Three forces act on a point 30N at 0°, 40N at 90° , and 50N at 217°
I) illustrate on a vector diagram
ii) what is the net force
I) To illustrate the forces on a vector diagram, we will start by drawing a coordinate system.
iii) Label the x-axis as horizontal and the y-axis as vertical.
iii) Draw a vector with a length of 30 units in the positive x-direction (0°) and label it as 30N.
iiii) Draw a vector with a length of 40 units in the positive y-direction (90°) and label it as 40N.
iiii) Draw a vector with a length of 50 units at an angle of 217° between the negative x-axis and the vector and label it as 50N.
Note: To draw the vector at 217°, start from the negative x-axis and rotate in the clockwise direction by 37°.

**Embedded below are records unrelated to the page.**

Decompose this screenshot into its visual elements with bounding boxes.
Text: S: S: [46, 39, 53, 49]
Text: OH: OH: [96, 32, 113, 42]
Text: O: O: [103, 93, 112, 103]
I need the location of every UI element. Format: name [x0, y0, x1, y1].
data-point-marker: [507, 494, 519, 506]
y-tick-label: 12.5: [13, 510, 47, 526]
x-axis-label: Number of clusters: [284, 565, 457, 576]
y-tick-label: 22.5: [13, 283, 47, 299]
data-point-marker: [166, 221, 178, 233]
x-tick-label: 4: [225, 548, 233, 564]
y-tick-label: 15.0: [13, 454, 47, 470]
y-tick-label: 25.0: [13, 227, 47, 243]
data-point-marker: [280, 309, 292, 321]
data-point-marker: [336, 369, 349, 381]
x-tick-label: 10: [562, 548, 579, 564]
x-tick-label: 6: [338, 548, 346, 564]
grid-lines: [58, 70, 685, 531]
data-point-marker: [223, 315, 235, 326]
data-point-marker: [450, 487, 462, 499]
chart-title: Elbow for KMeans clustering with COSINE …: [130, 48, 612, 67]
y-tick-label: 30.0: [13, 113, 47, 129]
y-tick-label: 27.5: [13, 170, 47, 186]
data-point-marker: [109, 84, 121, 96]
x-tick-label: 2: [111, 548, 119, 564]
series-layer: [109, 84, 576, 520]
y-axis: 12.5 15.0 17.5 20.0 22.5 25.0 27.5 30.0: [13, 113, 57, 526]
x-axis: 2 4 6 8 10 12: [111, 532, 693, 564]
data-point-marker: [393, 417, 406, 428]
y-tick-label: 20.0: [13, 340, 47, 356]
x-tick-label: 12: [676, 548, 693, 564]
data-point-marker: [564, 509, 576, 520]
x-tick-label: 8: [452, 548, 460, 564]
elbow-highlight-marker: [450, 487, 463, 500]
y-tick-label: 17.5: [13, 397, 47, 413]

ii) The net force is the vector sum of the three forces. To find the net force, we can add the three vectors in the x and y directions separately.
In the x-direction:
- The 30N force has an x-component of 30N * cos(0°) = 30N * 1 = 30N.
- The 50N force has an x-component of 50N * cos(217°) = -50N * (-0.459) = 22.95N.
The net force in the x-direction is 30N + 22.95N = 52.95N (approximately).
In the y-direction:
- The 40N force has a y-component of 40N * cos(90°) = 0N.
- The 50N force has a y-component of 50N * sin(217°) = 50N * (-0.888) = -44.4N.
The net force in the y-direction is 0N + (-44.4N) = -44.4N.
The net force can be found using the Pythagorean theorem where the magnitude of the net force is the square root of the sum of the squares of the x and y components.
Net force = √(52.95N^2 + (-44.4N)^2)
Net force = √(2800.7025N^2 + 1971.36N^2)
Net force = √(4772.0625N^2)
Net force ≈ 69N.
So, the net force is approximately 69N.
I) To illustrate the forces on a vector diagram, we can represent each force as an arrow with its magnitude and direction.
1) The first force, 30N at 0°, can be represented as an arrow of length 30 units pointing to the right (east).
2) The second force, 40N at 90°, can be represented as an arrow of length 40 units pointing upward (north).
3) The third force, 50N at 217°, can be represented as an arrow of length 50 units at an angle of 217° from the positive x-axis.
Now, we can draw these arrows on a graph, keeping in mind the scales for length and angles.
II) To find the net force, we need to calculate the resultant of the three forces.
To do this, we first resolve each force into its horizontal and vertical components:
1) The first force, 30N at 0°, has a horizontal component of 30N * cos(0°) = 30N * 1 = 30N and a vertical component of 30N * sin(0°) = 30N * 0 = 0N.
2) The second force, 40N at 90°, has a horizontal component of 40N * cos(90°) = 40N * 0 = 0N and a vertical component of 40N * sin(90°) = 40N * 1 = 40N.
3) The third force, 50N at 217°, has a horizontal component of 50N * cos(217°) = -50N * 0.697 = -34.85N (approximately) and a vertical component of 50N * sin(217°) = 50N * 0.717 = 35.85N (approximately).
Now, sum up the horizontal and vertical components of the forces:
Horizontal component: 30N + 0N - 34.85N = -4.85N (approximately).
Vertical component: 0N + 40N + 35.85N = 75.85N (approximately).
Using the Pythagorean theorem, we can find the magnitude of the net force:
Net force = (horizontal component)^2 + (vertical component)^2
= (-4.85N)^2 + (75.85N)^2
= 23.52N^2 + 5742.02N^2
= 5765.54N^2
Taking the square root of 5765.54N^2, we get approximately 75.94N.
Therefore, the net force acting on the point is approximately 75.94N at an angle of atan(75.85N / -4.85N) = -86.23° (approximately) from the positive x-axis.